The second item from Mr. Wald’s quote concerns frequency congestion -- the sheer limitations of how many people can communicate useful information on one radio frequency. I can spend days talking about this subject (and I have) so let me just quote myself. “...as I've said a dozen times, that is the biggest bottleneck in ATC: frequency congestion.” (Note to new readers. The link is to one of my columns on AVweb. You have to join AVweb to read them. It’s quick, easy and painless. Oh yeah, and it’s free.)

On some days, talking to 20 airplanes is a breeze. On others -- with thunderstorms, bumpy rides or when trying to keep the EWR arrivals spaced out at 20 miles in trail while they’re crossing the ORD arrivals that need 60 miles in trail -- talking to 20 airplanes is almost impossible. If the Monitor Alert Parameter for your sector is 20 airplanes...some days it works and some days it doesn’t.

Up to this point, I’ve used over 600 words for this blog entry. Mr. Wald only got 695 words worth of space to tell his story. That’s like trying to talk to 30 airplanes when the ride is bumpy and New York wants 20 miles in trail on the arrivals for JFK, LGA, EWR and TEB -- treat as one airport. It’s a tough job and I sincerely mean it when I say he does it well.

I hope my readers will keep that thought in mind when they’re reading a news story about air traffic control. Space in a newspaper and air time on the television is precious. Where you could spend days talking about the details of a complicated story -- you can’t.
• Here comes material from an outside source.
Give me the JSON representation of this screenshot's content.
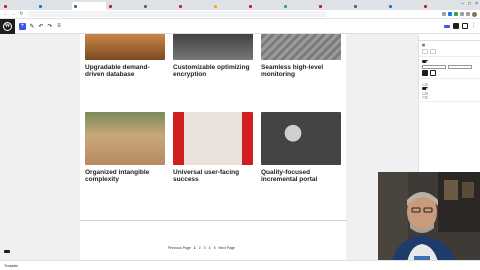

The truth can’t be found in a “sound bite”. But a good one can lead you to the truth, just as a bad one can lead you astray.

One final thought for the nerd herd -- the guys that actually read the FAA regulations I point you towards. If you’ll notice, the rules are long on collecting information and short on action. As any controller reading this knows, often, the only action taken when a sector is going red is that the supervisor comes down and says, “You’re going red.” (Gee thanks, Boss.) I’d be willing to bet the FAA is a little better about the record keeping requirements in the orders.

Keep that thought in mind -- Action vs. Data Collection.

”c. When a pattern of alerts is established (i.e., same sector, same time frame, on a daily basis or requirement for additional resources to manage on a routine basis) which requires recurring TM initiatives for resolution, additional analysis will be conducted. The analysis should result in recommendations to address the identified constraint and may include sector design adjustment, flow dispersion, or user operations adjustment. Should the local facility not be able to implement resolution recommendations due to external factors (i.e., lack of equipment, nonconcurrence from other facilities), the local facility will elevate the issue to the responsible Service Area office. “

I’d be willing to bet that a “pattern of alerts” is in the FAA’s data. I also bet the data shows that they haven’t taken any action. Especially when it comes to “user operations adjustment.”

In case it hasn’t dawned on you, the FAA has an incredibly hard time following its own rules. Even the good ones.